All’opposto, come da sperimentata tradizione del centro-destra, anche l’attuale maggioranza di governo ha vinto le elezioni del settembre scorso impostando gran parte della propria campagna elettorale sulla promessa di un significativo taglio delle tasse. Che per ora non c’è stato e che probabilmente non ci sarà.

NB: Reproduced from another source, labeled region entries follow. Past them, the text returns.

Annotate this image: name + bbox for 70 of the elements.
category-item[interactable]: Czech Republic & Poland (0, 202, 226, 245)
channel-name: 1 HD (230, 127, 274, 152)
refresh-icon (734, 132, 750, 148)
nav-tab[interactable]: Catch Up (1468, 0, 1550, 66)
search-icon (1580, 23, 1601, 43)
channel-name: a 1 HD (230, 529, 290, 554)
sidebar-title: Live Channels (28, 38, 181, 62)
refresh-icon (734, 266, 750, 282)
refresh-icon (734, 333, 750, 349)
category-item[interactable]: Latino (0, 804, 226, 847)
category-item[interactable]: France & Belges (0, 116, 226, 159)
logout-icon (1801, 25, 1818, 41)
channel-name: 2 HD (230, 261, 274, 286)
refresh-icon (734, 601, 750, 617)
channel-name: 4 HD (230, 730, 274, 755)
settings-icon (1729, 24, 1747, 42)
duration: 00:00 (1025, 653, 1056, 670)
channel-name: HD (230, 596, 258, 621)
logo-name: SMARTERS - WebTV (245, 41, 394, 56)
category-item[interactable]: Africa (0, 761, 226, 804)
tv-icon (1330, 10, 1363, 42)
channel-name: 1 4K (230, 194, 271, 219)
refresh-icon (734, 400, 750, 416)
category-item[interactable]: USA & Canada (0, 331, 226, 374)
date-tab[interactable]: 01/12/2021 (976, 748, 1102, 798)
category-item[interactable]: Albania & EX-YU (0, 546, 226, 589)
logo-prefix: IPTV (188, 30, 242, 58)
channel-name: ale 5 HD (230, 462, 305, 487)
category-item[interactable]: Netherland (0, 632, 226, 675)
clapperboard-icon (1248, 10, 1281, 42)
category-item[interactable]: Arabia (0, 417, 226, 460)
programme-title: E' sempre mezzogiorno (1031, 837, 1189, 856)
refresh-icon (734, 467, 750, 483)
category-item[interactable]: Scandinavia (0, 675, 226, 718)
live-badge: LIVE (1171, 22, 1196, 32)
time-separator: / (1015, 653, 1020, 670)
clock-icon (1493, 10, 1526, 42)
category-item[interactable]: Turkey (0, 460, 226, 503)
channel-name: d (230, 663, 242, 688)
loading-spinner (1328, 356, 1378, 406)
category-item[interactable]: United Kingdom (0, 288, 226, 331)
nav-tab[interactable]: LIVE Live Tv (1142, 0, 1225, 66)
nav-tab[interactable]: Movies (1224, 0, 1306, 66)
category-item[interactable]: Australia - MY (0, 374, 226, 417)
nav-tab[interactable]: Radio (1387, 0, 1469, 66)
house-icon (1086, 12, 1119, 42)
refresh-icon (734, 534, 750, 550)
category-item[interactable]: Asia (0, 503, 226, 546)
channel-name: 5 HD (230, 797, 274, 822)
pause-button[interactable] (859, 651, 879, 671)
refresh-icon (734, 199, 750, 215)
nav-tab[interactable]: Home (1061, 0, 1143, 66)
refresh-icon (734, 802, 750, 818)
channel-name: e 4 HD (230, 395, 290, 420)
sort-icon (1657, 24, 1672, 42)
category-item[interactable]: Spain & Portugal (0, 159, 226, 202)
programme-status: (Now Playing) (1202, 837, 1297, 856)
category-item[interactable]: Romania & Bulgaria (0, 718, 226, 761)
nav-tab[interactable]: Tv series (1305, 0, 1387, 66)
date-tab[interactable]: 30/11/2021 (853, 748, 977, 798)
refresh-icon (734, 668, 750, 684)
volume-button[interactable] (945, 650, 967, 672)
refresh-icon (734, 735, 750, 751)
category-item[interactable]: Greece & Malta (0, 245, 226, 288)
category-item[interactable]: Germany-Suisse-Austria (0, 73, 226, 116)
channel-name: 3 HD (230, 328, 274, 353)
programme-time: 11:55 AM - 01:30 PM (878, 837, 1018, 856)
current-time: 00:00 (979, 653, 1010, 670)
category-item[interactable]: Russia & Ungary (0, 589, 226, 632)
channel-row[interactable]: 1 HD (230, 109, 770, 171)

Perché? Perché la situazione economica del mondo, dell’Europa e dell’Italia oggi non è facile e perché i conti pubblici italiani attuali non lo permettono. Lo stesso DEF lo fa capire chiaramente quando prefigura il ritorno a breve termine ad un avanzo primario dello Stato necessario per ridurre il nostro rapporto debito/PIL. Ma un bilancio primario positivo si può raggiungere soltanto tagliando le spese o aumentando le tasse o facendo le due cose insieme. E, naturalmente, combattendo l’evasione fiscale, che però non sembra essere proprio una priorità dell’attuale governo.